12.4.2 Beoordelingsregels

Voor de omgevingsvergunning als bedoeld in 12.4.1 gelden in aanvulling op het bepaalde in artikel 22.29 van dit omgevingsplan en de algemene bouwregels in Hoofdstuk 4 gelden tevens de volgende beoordelingsregels:

  • e. er vindt geen onevenredige aantasting plaats van het straat- en bebouwingsbeeld;
  • f. er vindt geen onevenredige aantasting plaat van de verkeersveiligheid;
  • g. er vindt geen onevenredige aantasting plaats van de gebruiksmogelijkheden van aangrenzende gronden;
  • h. de realisatie is vanuit stedenbouwkundig oogpunt toelaatbaar;
  • i. er is geen sprake van milieuhygiënische beperkingen.

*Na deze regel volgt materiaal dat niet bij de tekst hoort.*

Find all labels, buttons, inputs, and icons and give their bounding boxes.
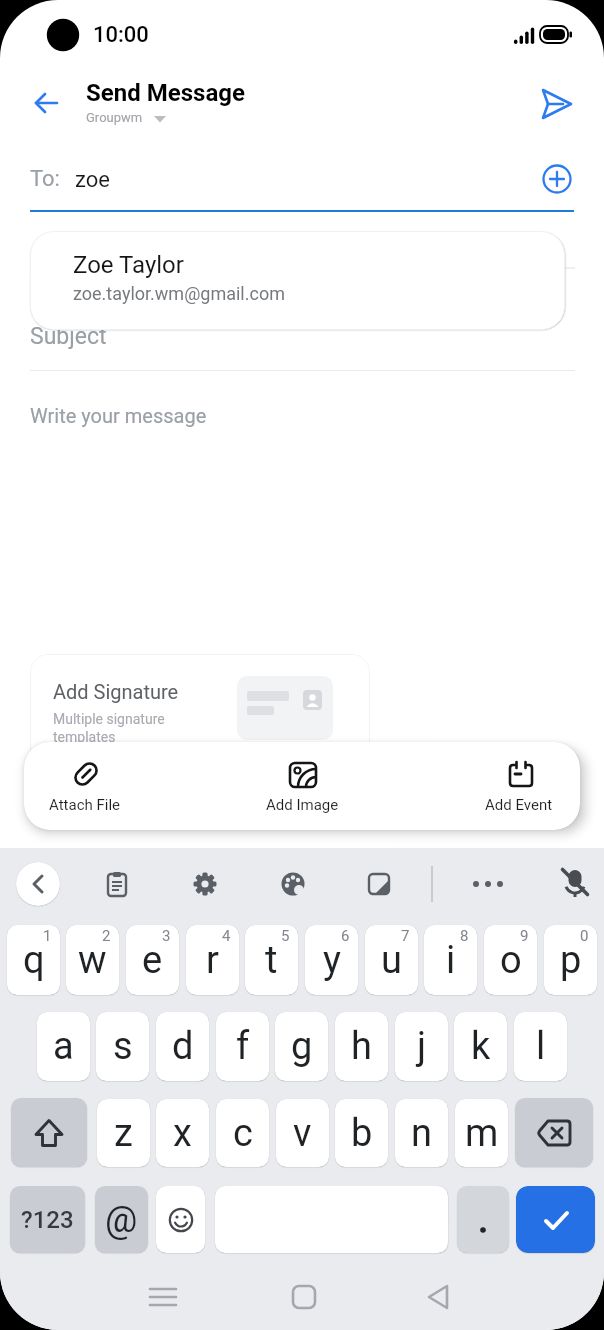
button[interactable]: t — [245, 925, 298, 995]
staticText: q — [23, 938, 45, 983]
button[interactable]: d — [156, 1012, 209, 1081]
button[interactable]: y — [305, 925, 358, 995]
button[interactable]: Add Image — [247, 748, 357, 824]
button[interactable]: ?123 — [10, 1186, 85, 1253]
staticText: b — [351, 1111, 373, 1156]
staticText: u — [381, 938, 402, 983]
button[interactable]: u — [365, 925, 418, 995]
staticText: @ — [105, 1199, 138, 1241]
button[interactable] — [24, 385, 574, 625]
staticText: s — [113, 1024, 133, 1069]
button[interactable]: g — [275, 1012, 328, 1081]
staticText: a — [53, 1024, 74, 1069]
button[interactable]: p — [544, 925, 597, 995]
button[interactable] — [192, 871, 218, 897]
staticText: Multiple signature — [53, 711, 165, 727]
button[interactable] — [516, 1186, 595, 1253]
button[interactable] — [415, 1278, 463, 1322]
button[interactable] — [11, 1098, 87, 1167]
staticText: Send Message — [86, 79, 245, 107]
button[interactable]: z — [97, 1099, 150, 1167]
button[interactable]: Add Signature — [30, 654, 370, 774]
button[interactable] — [24, 310, 574, 370]
button[interactable]: h — [335, 1012, 388, 1081]
staticText: Subject — [30, 323, 107, 350]
staticText: e — [142, 938, 163, 983]
button[interactable]: e — [126, 925, 179, 995]
button[interactable] — [24, 150, 534, 212]
button[interactable]: o — [484, 925, 537, 995]
button[interactable]: k — [454, 1012, 507, 1081]
staticText: Zoe Taylor — [73, 251, 184, 279]
staticText: i — [446, 938, 456, 983]
staticText: t — [265, 938, 278, 983]
button[interactable] — [138, 1278, 188, 1322]
staticText: 6 — [341, 927, 350, 945]
staticText: Write your message — [30, 404, 207, 427]
staticText: x — [173, 1111, 192, 1156]
button[interactable] — [515, 1098, 593, 1167]
button[interactable]: Zoe Taylor — [30, 231, 565, 330]
staticText: o — [500, 938, 522, 983]
staticText: Add Image — [266, 796, 339, 814]
staticText: d — [172, 1024, 194, 1069]
button[interactable]: m — [455, 1099, 508, 1167]
staticText: 9 — [520, 927, 529, 945]
button[interactable]: q — [7, 925, 60, 995]
staticText: w — [78, 938, 107, 983]
button[interactable] — [366, 871, 392, 897]
staticText: ?123 — [21, 1206, 74, 1234]
button[interactable]: s — [96, 1012, 149, 1081]
button[interactable]: n — [395, 1099, 448, 1167]
button[interactable] — [280, 1278, 328, 1322]
button[interactable]: @ — [95, 1186, 148, 1253]
button[interactable] — [561, 868, 589, 898]
staticText: 7 — [401, 927, 410, 945]
staticText: 0 — [580, 927, 589, 945]
staticText: 3 — [162, 927, 171, 945]
button[interactable] — [156, 1186, 205, 1253]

12.5 Specifieke gebruiksregels
12.5.1 Strijdig gebruik

Onder gebruik in strijd met de functie 'Woongebied' wordt in ieder geval verstaan het gebruik van de gronden ten behoeve van:

  • a. het gebruik van vrijstaande bijbehorende bouwwerken voor bewoning;
  • b. de uitoefening van bedrijf aan huis;
  • c. het gebruik van een groter vloeroppervlak in het hoofdgebouw en bijbehorende bouwwerken, dan 30% van de vloeroppervlakte met een maximum van 45 m² ten behoeve van de uitoefening van beroep aan huis.
12.5.2 Voorwaardelijke verplichting geur 1

Binnen de aanduiding 'Specifieke vorm van wonen - voorwaardelijke verplichting geur 1' is het gebruik van de gronden conform lid 12.2 onder a, b en m slechts toegestaan indien de bedrijfsactiviteiten van het agrarisch bedrijf aan de Beitelweg 7 zijn beëindigd.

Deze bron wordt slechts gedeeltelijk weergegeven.